Today, most global organisations want to be seen as creators of social value as well as financial value. Whether the topic is framed as CSR, environmental responsibility or sustainability, the ambition is clear: to present themselves as global citizens as well as creators of profits, jobs and tax revenue.
 
But the majority still see CSR through a 1990s lens. Back then, shocked to find themselves named and shamed by NGOs as despoilers of the environment and exploiters of the developing world, corporations were on the defensive. They seized on CSR as a weapon in the battle for public opinion. Occasionally, forward-looking CEOs would argue that CSR was a business opportunity, but this never seemed to amount to much.
 
Now things appear to be changing. In Accenture’s 2010 worldwide CEO survey ‘A New Era of Sustainability’, 93% of CEOs agreed that ‘sustainability issues will be critical to the future success of their business’. The most important driver of change, according to 72% of the CEOs surveyed by Accenture, is still ‘brand, trust and reputation’. But ‘business opportunity’ came next – followed by personal motivation, customer demand and employee engagement. Down in 8th position, cited by just 12% of CEOs, is ‘pressure from investors / shareholders’.
 
One of the most significant recent developments in the continuing debate about CSR is Harvard business strategy guru Michael Porter’s critique of the traditional model. He argues that companies “remain trapped in an outdated approach to value creation”. His ‘Creating Shared Value’ model recognises that “societal needs, not just conventional economic needs, define markets”. It is an attempt to take corporate responsibility out of the adversarial 1990s paradigm and bring it within the mainstream of business strategy.
 
Nestlé is his highest-profile European convert and aims to create shared value in the fields of nutrition, water and rural development.
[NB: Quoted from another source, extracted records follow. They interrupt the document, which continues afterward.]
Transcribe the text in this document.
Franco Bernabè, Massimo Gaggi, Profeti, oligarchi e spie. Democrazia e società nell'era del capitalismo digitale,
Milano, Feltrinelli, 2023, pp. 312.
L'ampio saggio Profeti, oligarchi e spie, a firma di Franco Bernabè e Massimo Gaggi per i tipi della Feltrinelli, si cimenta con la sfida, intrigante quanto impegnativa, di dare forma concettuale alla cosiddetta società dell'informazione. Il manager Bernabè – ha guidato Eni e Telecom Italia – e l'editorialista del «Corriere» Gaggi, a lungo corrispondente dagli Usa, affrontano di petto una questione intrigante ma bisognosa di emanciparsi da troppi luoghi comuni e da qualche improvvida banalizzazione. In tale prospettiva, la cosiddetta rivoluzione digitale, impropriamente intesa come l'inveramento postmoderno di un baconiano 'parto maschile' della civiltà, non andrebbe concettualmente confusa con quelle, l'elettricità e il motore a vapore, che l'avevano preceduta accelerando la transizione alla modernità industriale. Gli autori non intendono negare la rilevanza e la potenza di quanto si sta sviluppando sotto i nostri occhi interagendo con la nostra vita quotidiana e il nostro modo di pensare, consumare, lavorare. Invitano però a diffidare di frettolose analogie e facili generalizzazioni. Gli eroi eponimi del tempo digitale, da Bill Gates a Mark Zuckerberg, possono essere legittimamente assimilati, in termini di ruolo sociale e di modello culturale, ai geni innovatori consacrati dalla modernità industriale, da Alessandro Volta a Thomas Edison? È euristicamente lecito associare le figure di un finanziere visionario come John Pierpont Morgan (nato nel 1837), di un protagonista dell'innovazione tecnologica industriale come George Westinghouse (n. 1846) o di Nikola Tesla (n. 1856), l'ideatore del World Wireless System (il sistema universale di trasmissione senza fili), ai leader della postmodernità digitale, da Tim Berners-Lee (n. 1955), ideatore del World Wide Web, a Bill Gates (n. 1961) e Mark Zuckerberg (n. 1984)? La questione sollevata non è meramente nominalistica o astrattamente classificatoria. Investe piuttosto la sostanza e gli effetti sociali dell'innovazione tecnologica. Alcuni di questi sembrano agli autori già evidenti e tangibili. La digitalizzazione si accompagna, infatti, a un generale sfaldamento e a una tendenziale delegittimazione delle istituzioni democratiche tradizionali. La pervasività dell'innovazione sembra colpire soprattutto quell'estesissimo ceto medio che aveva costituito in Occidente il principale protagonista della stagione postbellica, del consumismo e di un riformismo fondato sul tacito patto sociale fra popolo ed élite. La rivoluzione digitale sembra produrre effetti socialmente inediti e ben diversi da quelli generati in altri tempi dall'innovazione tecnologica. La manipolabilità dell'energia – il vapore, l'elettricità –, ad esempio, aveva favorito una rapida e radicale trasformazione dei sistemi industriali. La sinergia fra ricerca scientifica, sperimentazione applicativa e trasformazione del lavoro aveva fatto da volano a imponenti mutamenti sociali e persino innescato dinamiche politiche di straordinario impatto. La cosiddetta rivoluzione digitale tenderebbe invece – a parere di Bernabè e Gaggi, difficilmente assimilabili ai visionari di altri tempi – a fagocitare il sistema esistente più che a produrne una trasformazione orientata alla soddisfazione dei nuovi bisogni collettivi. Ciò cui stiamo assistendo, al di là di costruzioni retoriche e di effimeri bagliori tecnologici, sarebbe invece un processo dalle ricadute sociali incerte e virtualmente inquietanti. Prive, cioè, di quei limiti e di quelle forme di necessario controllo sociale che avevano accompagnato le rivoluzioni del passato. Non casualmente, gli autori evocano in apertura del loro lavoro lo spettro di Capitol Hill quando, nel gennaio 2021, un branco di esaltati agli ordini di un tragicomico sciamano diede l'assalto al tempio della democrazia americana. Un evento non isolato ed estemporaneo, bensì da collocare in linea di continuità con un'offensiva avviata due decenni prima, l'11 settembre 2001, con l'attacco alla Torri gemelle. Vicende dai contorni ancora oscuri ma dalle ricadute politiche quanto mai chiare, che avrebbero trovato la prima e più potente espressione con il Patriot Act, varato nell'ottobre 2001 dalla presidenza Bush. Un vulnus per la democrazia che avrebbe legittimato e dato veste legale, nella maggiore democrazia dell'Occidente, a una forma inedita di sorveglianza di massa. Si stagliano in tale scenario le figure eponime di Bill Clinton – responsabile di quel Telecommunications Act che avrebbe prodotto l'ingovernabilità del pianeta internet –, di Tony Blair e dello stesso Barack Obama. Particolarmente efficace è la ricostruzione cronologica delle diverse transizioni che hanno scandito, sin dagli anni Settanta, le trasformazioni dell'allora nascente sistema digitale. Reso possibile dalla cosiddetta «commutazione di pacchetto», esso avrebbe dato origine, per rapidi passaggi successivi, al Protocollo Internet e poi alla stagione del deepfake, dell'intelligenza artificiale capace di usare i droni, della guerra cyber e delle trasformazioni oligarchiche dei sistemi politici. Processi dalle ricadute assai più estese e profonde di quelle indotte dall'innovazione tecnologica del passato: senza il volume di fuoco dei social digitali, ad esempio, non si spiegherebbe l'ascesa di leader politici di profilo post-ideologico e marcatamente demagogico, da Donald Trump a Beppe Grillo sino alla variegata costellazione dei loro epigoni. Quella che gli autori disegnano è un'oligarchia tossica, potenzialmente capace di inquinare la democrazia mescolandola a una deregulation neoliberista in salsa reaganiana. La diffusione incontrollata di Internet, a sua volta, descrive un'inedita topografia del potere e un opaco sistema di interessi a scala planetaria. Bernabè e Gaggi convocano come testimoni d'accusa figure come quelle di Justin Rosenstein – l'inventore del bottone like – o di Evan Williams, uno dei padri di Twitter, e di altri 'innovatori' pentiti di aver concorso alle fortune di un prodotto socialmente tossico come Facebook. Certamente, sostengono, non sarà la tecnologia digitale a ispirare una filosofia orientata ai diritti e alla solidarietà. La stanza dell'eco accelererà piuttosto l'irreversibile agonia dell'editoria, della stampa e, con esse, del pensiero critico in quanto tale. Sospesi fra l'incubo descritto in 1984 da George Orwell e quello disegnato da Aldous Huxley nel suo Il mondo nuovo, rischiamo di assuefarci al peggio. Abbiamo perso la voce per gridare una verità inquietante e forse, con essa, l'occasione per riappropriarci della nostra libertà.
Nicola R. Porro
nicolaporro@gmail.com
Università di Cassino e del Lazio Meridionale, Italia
Shared Value features prominently on Nestlé’s website and the company also maintains a dedicated micro-site, www.creatingsharedvalue.org.
 
Unilever’s ‘Sustainable Living Plan’ (www. sustainable-living.unilever.com) also aims to take CSR out of its ghetto and situate it firmly within the company’s business strategy. “We have ambitious plans to grow our company, creating jobs and income for all whose livelihoods are linked to our success – employees, suppliers, customers, investors, and thousands of farmers around the world. But growth at any cost is not viable,” says Unilever.
 
What would the Sustainable Living Plan mean for investors, Unilever CEO Paul Polman was asked in December 2010? His answer was surprising: “If you buy into this long-term value creation model, which is equitable, which is shared, which is sustainable, then come and invest with us. If you don’t buy into this, I respect you as a human being, but don’t put your money in our company.”
 
Polman was anticipating a sceptical response from analysts and investors: corporations have always found it difficult to persuade investment professionals to take CSR seriously. But if social value creation really is a driver of future revenues and profits, as Porter argues, we can expect that attitude to change.